At first glance, it seems as though minimum wage increases are a great way to help low income workers. After all, it means less money for big business and more money for individuals, right?
Harry J. Holzer, a professor of public policy at Georgetown University and chief economist for the Clinton administration, disagrees.
- Businesses will lay off current employees to cut costs.
- Most workers getting a raise are not heads of poor households.
- As minimum wage reduces employment, inflation will soon decrease the value of the raise anyway.
- Minimum wage increases will make it harder to find work.

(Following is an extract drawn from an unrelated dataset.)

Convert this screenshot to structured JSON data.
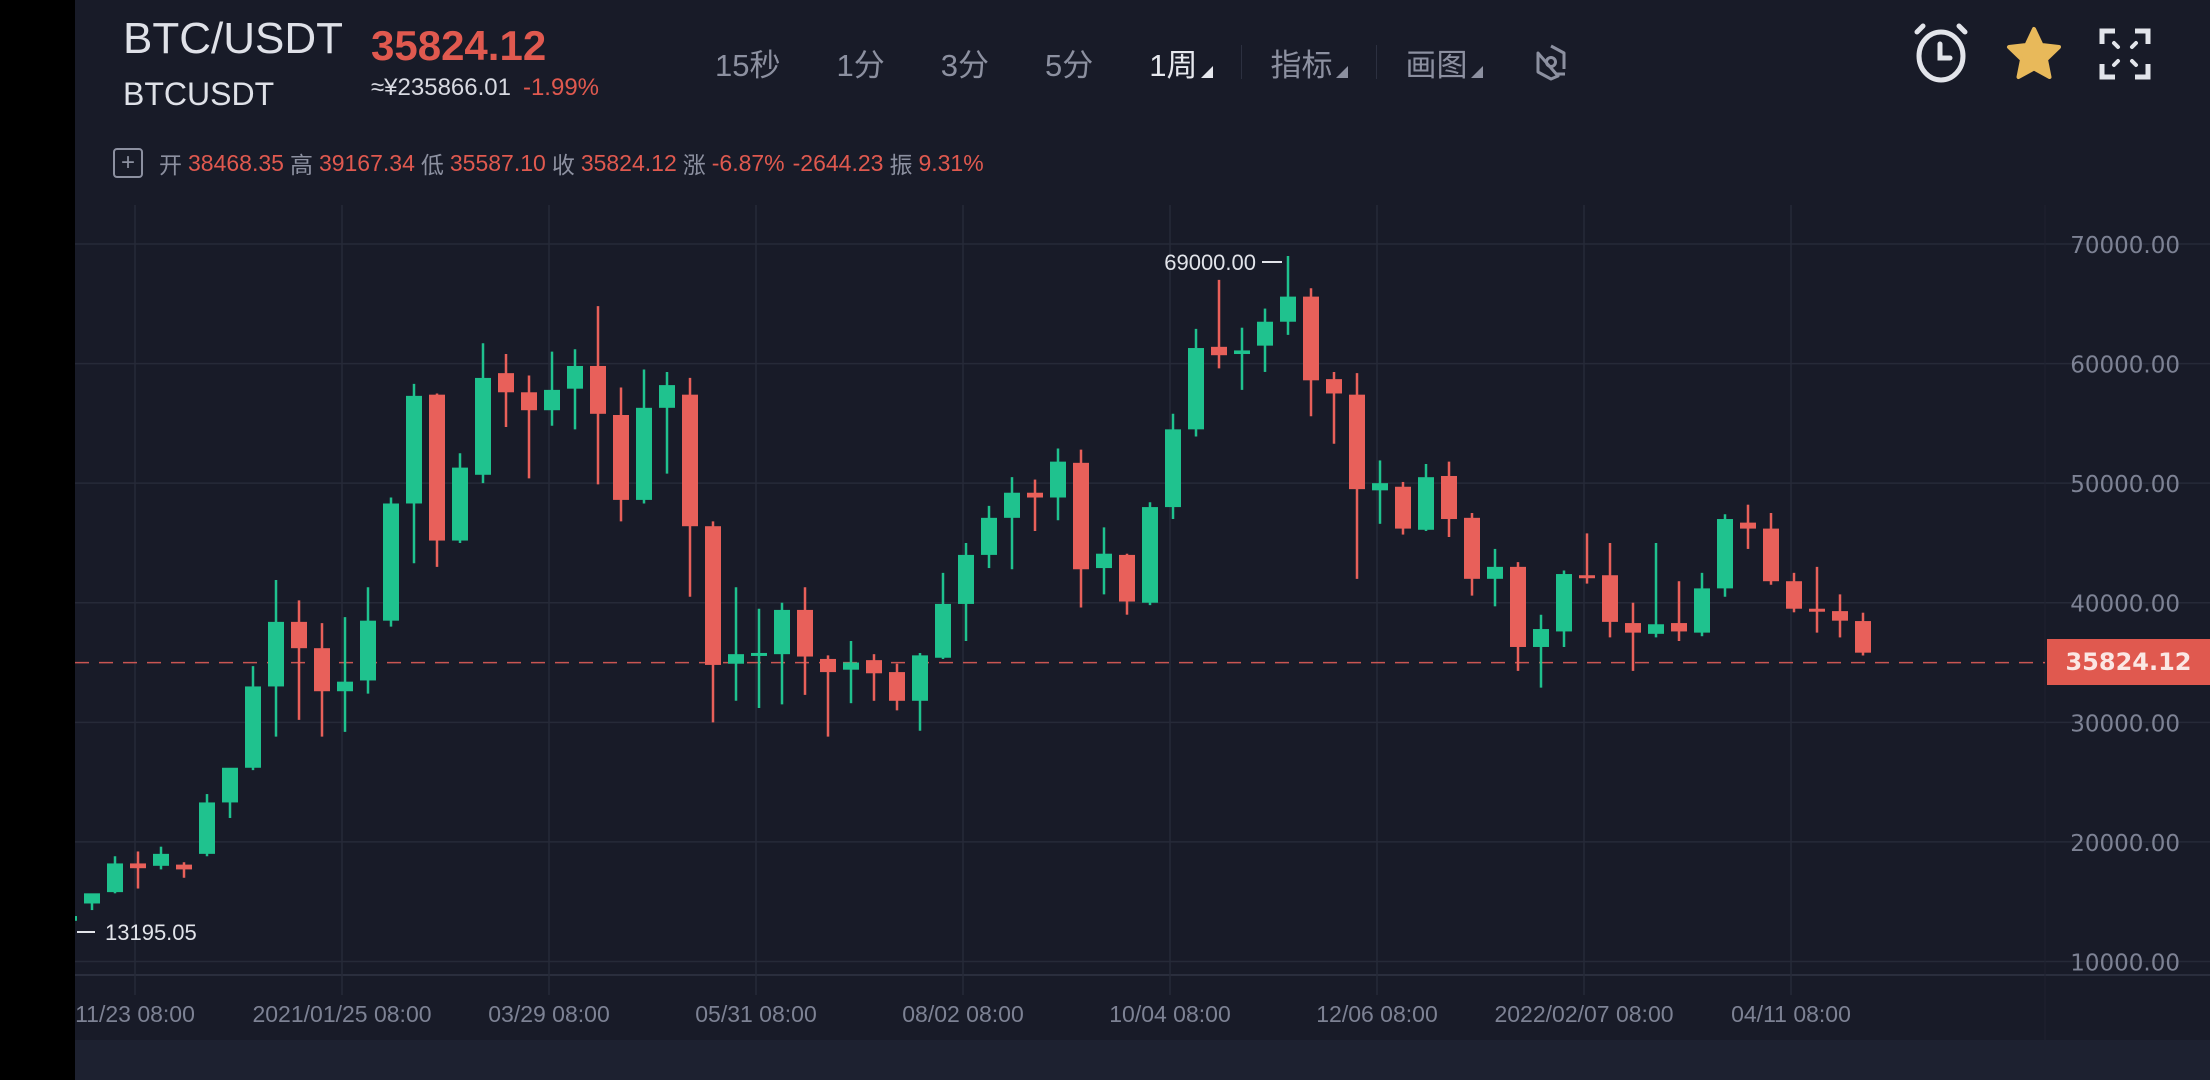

He concludes that the current economic climate makes minimum wage raises especially inopportune:
The job market’s recovery from the recession has been agonizingly slow, and two of the groups whose wages stand to be increased — the young and least-educated — already have the hardest time finding work. Many are experiencing long-term unemployment from which it is increasingly difficult to escape.
Economist Anne Bradley adds that when businesses have to pay their workers more, it will also drive prices up for those same workers. She observes,
Forcing these stores to pay higher wages means that they lose the ability to compete with other big-box retailers to offer the lowest prices. Competition among producers is what gives us goods and services at higher quality and lower prices. If we eliminate this competitive margin, we are actually harming the very people that we aim to serve.
It is helpful to look at every seemingly good idea to see if it has unintended consequences that will end up hurting those we are trying to serve.